Keynes, a perceptive and intelligent student of human nature, was well aware that such a transition to an age of plenty wouldn’t be unproblematic. In fact he makes that point at some length—so much so that one wonders if Keynes really believed we’d ever get to enjoy the times of plenty he forecast.
But even before considering the problems of affluence, Keynes insists on the stern warning that it will take a long time—a century of hard work, he says—before mankind reaches the moment when it leaves hard work behind.
“But beware! The time for all this is not yet.”
This passage from Keynes came to mind on Friday as I watched the failure of the German government, in the latest round of talks at Ramstein Air Base, to agree to provide tanks to Ukraine, or even to allow other European nations to export German-made Leopards.
Jeffrey Gedmin and I had returned from Berlin a week before, and written an upbeat piece published here, “Toward a True Zeitenwende,” arguing that maybe a much-to-be-desired future had arrived or was arriving. We thought the signs pretty clear and the chances pretty good for a decisive pivot by Germany—and others—away from the complacency and timidity of the last two decades. We also thought the Biden administration was sufficiently invested in a true Zeitenwende—a turning point in policy—that it would go the last mile to make sure Germany came through by providing some Abrams tanks from our own stockpiles.

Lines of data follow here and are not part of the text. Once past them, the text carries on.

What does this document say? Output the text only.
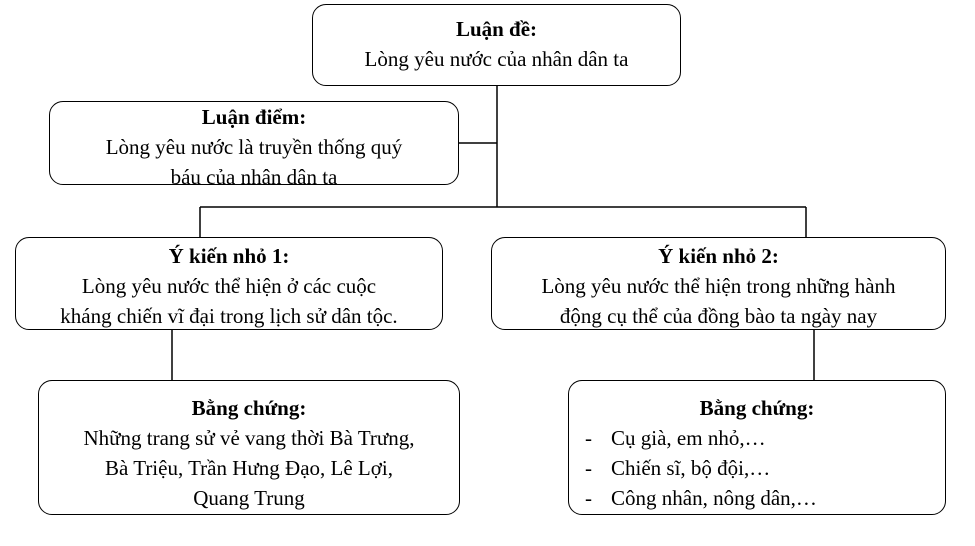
Luận đề:
Lòng yêu nước của nhân dân ta
Luận điểm:
Lòng yêu nước là truyền thống quý
báu của nhân dân ta
Ý kiến nhỏ 1:
Lòng yêu nước thể hiện ở các cuộc
kháng chiến vĩ đại trong lịch sử dân tộc.
Ý kiến nhỏ 2:
Lòng yêu nước thể hiện trong những hành
động cụ thể của đồng bào ta ngày nay
Bằng chứng:
Những trang sử vẻ vang thời Bà Trưng,
Bà Triệu, Trần Hưng Đạo, Lê Lợi,
Quang Trung
Bằng chứng:
- Cụ già, em nhỏ,…
- Chiến sĩ, bộ đội,…
- Công nhân, nông dân,…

In other words, we wrote as if the Zeitenwende were clear and present, and its promise would be followed up by real action.
We were a bit too confident. We overestimated both governments, the rapidity of their turn, and the vision and decisiveness of both Olaf Scholz and Joe Biden. We’d met with many younger Germans and other Europeans in Berlin, and that may have misled us. They seemed to have embraced the moment. We assumed their elders had done so as well.
So we were wrong—at least in the short term. Or at least we were early.
But there is good reason to believe we weren’t fundamentally wrong.
After all, we noted in our piece that there would be zigs and zags, hesitancies and even retreats, in embracing the new responsibilities and new opportunities of the moment. History may yet judge Germany’s recalcitrance at Ramstein as merely a zig or zag on the path, a hesitancy but not a turning back.
But the failure of Ramstein is a useful reminder that the real world throws up many obstacles to promising developments. And sometimes the obstacles stop those developments. Too many zigs and zags and you veer off the road. Too much hesitation can dissipate all momentum.
Thus the importance of Keynes’s admonition: “But beware! The time for all this is not yet.” The time to celebrate a turning point toward freedom and liberal democracy and away from autocracy and brutality is not yet. A true Zeitenwende remains very possible, but it has not quite arrived. And it’s not inevitable. It might not happen.
And such a failure would be devastating for Ukraine, for Europe, and for the United States, and very, very discouraging about the prospects for freedom and civilization in the twenty-first century.